Douglas C. Dean, III
Department of Pediatrics, University of Wisconsin–Madison, Madison WI 53705 USA; Department of Medical Physics, University of Wisconsin–Madison, Madison WI 5305 USA; Waisman Center, University of Wisconsin–Madison, Madison WI 53705 USA
Kewei Chen
Arizona Alzheimer's Consortium, University of Arizona School of Medicine, Tucson and Phoenix AZ, USA; Banner Alzheimer's Institute, Phoenix, AZ, USA; University of Arizona College of Medicine, Phoenix, AZ, USA; Arizona State University, Phoenix, AZ, USA
Rebecca A. Reiman
Banner Alzheimer's Institute, Phoenix, AZ, USA; Neurogenomics Division, Translational Genomics Research Institute (TGen), Phoenix, AZ, USA
Matthew J. Huentelman
Banner Alzheimer's Institute, Phoenix, AZ, USA; Neurogenomics Division, Translational Genomics Research Institute (TGen), Phoenix, AZ, USA
Eric M. Reiman
Arizona Alzheimer's Consortium, University of Arizona School of Medicine, Tucson and Phoenix AZ, USA; Banner Alzheimer's Institute, Phoenix, AZ, USA; University of Arizona College of Medicine, Phoenix, AZ, USA; Arizona State University, Phoenix, AZ, USA; Neurogenomics Division, Translational Genomics Research Institute (TGen), Phoenix, AZ, USA
Sean C.L. Deoni
Advanced Baby Imaging Lab, Rhode Island Hospital, Providence, RI, USA; Department of Pediatrics, Warren Alpert Medical School at Brown University, Providence RI, USA; Maternal, Newborn, and Child Health Discovery and Tools, Bill and Melinda Gates Foundation; Seattle WA, USA
We have previously demonstrated cross-sectional differences in magnetic resonance imaging (MRI) measurements of white matter myelin and gray matter in infants with or without the apolipoprotein ε4 allele, a major genetic risk factor for late-onset Alzheimer's disease (AD).
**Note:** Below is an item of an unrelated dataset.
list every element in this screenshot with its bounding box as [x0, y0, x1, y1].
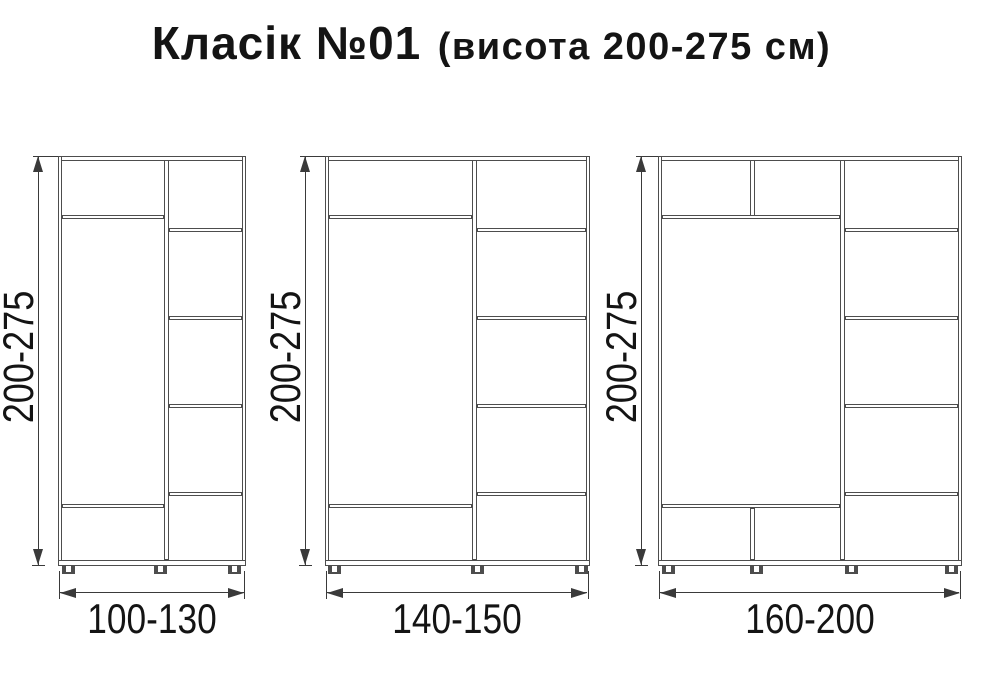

In this study, we sought to compare longitudinal MRI white matter myelin and cognitive-behavioral changes in infants and young children with and without this allele. Serial MRI and cognitive tests were obtained on 223 infants and young children, including 74 ε4 carriers and 149 non-carriers, 2–68 months of age, matched for age, gestational duration, birth weight, sex ratio, maternal age, education, and socioeconomic status. Automated brain mapping algorithms and non-linear mixed models were used to characterize and compare trajectories of white matter myelin and cognitive-behavioral test scores. The APOE ε4 carriers had statistically significant differences in white matter myelin development, in the uncinate fasciculus, temporal lobe, internal capsule and occipital lobe. Additionally, ε4 carriers had a slightly greater rate of development in early learning composite a surrogate measure of IQ representative of expressive language, receptive language, fine motor, and visual skills, but displayed slightly lower non verbal development quotient scores a composite measure of fine motor and visual skills across the entire age range. This study supports the possibility that ε4 carriers have slightly altered rates of white matter and cognitive development in childhood. It continues to raise questions about the role of APOE in human brain development and the relevance of these developmental differences to the predisposition to AD.